Picnic Time

Linda Burton posting from Carson City, Nevada– A picnic basket or a brown paper bag, either one will do. In fact you won’t even pay attention to what you’ve brought to eat because you’ll be gazing across blue lake waters at snow on a mountain, without a care in the world. A lop-eared jackrabbit might go hopping past, or you might spot an eagle soaring overhead. There are sand dunes in one direction, and wetlands in the other. What is this wonderland that is only a five-minute drive over the hill from Carson City?

It is Washoe Lake State Park, where you can also go fishing, or horseback riding. Or just park your camper under a tree and sit still, for a day or for a week, by the shores of a beautiful lake. Washoe Lake sits at 5,029 feet, just below the treeline in open sagebrush country. Since it’s higher than Carson City or Reno, it’s a little cooler too. The park is 8,053 acres, almost equally divided between land and water, and open for year-round recreational use. It was established in 1977 to preserve a portion of the scenic Washoe Valley, and offers views of the Sierra Nevada, Carson and Virginia mountain ranges. Slide Mountain, so named because of a massive landslide long ago, is one of the most prominent peaks, looming over the lake.

I noticed a gazebo perched high on a dry-brush hill across the street from the entry gate. “How do you get up there?” I asked. The Ranger answered with a grin, “You walk.” There are hiking trails throughout the park; and trails for mountain bikers and equestrian riders too. Maps are available at the park office, which also show boat launching ramps and docks. The campground, open year round, has 49 sites, with table, grill and fire ring; some have shade structures; comfort stations are nearby.
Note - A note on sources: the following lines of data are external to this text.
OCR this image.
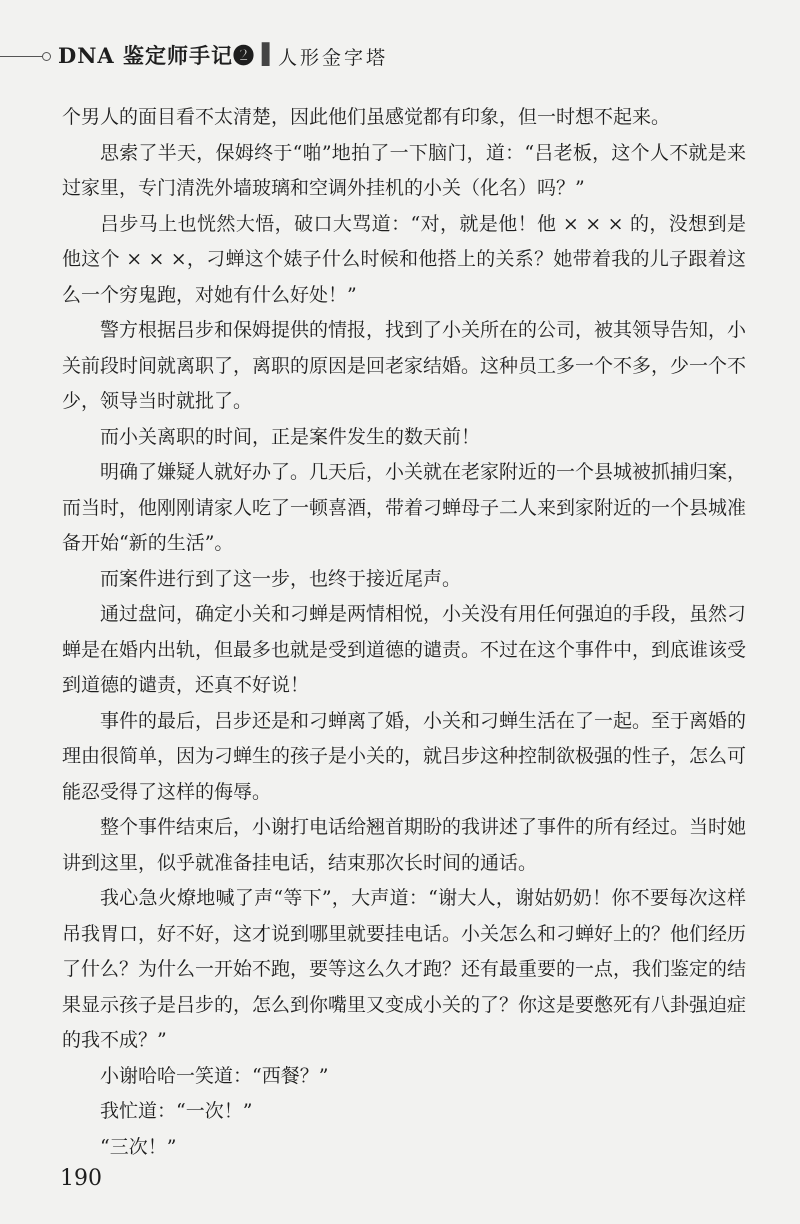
DNA 鉴定师手记❷ ▌ 人形金字塔

个男人的面目看不太清楚，因此他们虽感觉都有印象，但一时想不起来。

思索了半天，保姆终于“啪”地拍了一下脑门，道：“吕老板，这个人不就是来过家里，专门清洗外墙玻璃和空调外挂机的小关（化名）吗？”

吕步马上也恍然大悟，破口大骂道：“对，就是他！他 × × × 的，没想到是他这个 × × ×，刁蝉这个婊子什么时候和他搭上的关系？她带着我的儿子跟着这么一个穷鬼跑，对她有什么好处！”

警方根据吕步和保姆提供的情报，找到了小关所在的公司，被其领导告知，小关前段时间就离职了，离职的原因是回老家结婚。这种员工多一个不多，少一个不少，领导当时就批了。

而小关离职的时间，正是案件发生的数天前！

明确了嫌疑人就好办了。几天后，小关就在老家附近的一个县城被抓捕归案，而当时，他刚刚请家人吃了一顿喜酒，带着刁蝉母子二人来到家附近的一个县城准备开始“新的生活”。

而案件进行到了这一步，也终于接近尾声。

通过盘问，确定小关和刁蝉是两情相悦，小关没有用任何强迫的手段，虽然刁蝉是在婚内出轨，但最多也就是受到道德的谴责。不过在这个事件中，到底谁该受到道德的谴责，还真不好说！

事件的最后，吕步还是和刁蝉离了婚，小关和刁蝉生活在了一起。至于离婚的理由很简单，因为刁蝉生的孩子是小关的，就吕步这种控制欲极强的性子，怎么可能忍受得了这样的侮辱。

整个事件结束后，小谢打电话给翘首期盼的我讲述了事件的所有经过。当时她讲到这里，似乎就准备挂电话，结束那次长时间的通话。

我心急火燎地喊了声“等下”，大声道：“谢大人，谢姑奶奶！你不要每次这样吊我胃口，好不好，这才说到哪里就要挂电话。小关怎么和刁蝉好上的？他们经历了什么？为什么一开始不跑，要等这么久才跑？还有最重要的一点，我们鉴定的结果显示孩子是吕步的，怎么到你嘴里又变成小关的了？你这是要憋死有八卦强迫症的我不成？”

小谢哈哈一笑道：“西餐？”

我忙道：“一次！”

“三次！”

190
The Ranger can provide a list of migratory birds too; the park’s wetlands provide forage and nesting habitat for diverse populations – the Scripps Wildlife Management area is at the northern part of the lake; the Washoe Lake Wetland Project at the southern end. The sand dunes are a tough hike, according to the Ranger; visitors are asked to tread lightly and stay on the paths as the dunes are extremely sensitive to human intrusion.

If you’re in charge of the family get-together, or need to entertain a bunch of friends, reserve the group facilities; there are horseshoe pits, a sandy volleyball court, barbecue grills, a covered pavilion, and 20 picnic tables. A picnic, now, that’s the thing.

Washoe Lake State Park is a part of the Nevada State Park system, www.parks.nv.gov

The Nevada Division of State Parks maintains a system of 24 parks and recreation areas for the use and enjoyment of more than 3.3 million visitors a year.